Coburn's amendment has some very good points, but shares some problems with Manchin-Toomey, probably because Manchin-Toomey was derived from it, sans the consumer portal and no records provisions that would be loathsome to Schumer.
(t)(1)(A) contains a specific definition of a "covered transfer" which clearly rules out temporary transfers. The scope of covered transfers as defined in (t)(1)(A) is broader (maybe) than in M-T because there is no exclusion for face-to-face transactions.
However, (t)(8)(D) supplements the definition of a "covered transfer" as a transfer that occurs at a gun show or online (in language nearly identical to M-T). Therefore, the Coburn amendment may have a broader scope than M-T, or it may have the same scope.
Whatever degree of background check expansion is involved in the Coburn amendment, that expansion is more than offset by the ability of individuals to use a consumer portal to self-generate a 30-day permit.
(t)(2)(D)(ii) allows individuals in different states to do transfers if both states have laws that comply with subsection (s) and the states have entered into a reciprocal agreement.
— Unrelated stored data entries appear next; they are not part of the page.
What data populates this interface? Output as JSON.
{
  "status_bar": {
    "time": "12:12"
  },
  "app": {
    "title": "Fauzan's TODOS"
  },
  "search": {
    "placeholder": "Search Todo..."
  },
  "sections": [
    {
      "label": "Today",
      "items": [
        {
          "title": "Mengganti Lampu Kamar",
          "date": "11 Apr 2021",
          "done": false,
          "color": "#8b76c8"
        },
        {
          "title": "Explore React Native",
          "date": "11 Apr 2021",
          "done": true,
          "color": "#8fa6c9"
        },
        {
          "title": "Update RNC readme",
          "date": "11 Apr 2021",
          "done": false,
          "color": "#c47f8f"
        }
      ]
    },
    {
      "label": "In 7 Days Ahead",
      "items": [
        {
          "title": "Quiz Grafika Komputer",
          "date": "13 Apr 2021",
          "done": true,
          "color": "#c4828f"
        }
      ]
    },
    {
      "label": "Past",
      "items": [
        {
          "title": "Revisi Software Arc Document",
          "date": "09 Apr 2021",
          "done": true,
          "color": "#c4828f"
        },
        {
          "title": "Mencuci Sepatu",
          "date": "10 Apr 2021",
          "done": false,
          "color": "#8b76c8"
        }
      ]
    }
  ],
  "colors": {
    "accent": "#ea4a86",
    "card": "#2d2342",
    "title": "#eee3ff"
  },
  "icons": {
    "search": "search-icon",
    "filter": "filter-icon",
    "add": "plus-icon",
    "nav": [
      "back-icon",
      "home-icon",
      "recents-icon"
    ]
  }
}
In short, this provision appears to allow interstate transfer reciprocity.
(t)(4)(A) contains the same registry trap that Kopel and the Heritage Foundation criticized in M-T, the primary difference being that far fewer records would be produced and held by FFLs to potentially be within the government's reach in the future.
Notwithstanding any other provision of this chapter, except for section 923(m), the Attorney General may implement this subsection with regulations.
(t)(4)(B) and (t)(4)(d) mirror M-T in prohibiting regulations to require FFLs to do transfers or place a cap on transfer fees.
(t)(7) waives the background check requirements of section (t) while the consumer portal is temporary shut down for more than 7 days or if the consumer portal is permanently shut down or defunded.
Possibly most importantly, Sec. 202(e) provides a 5-year sunset on the entire Sec. 202 on background checks.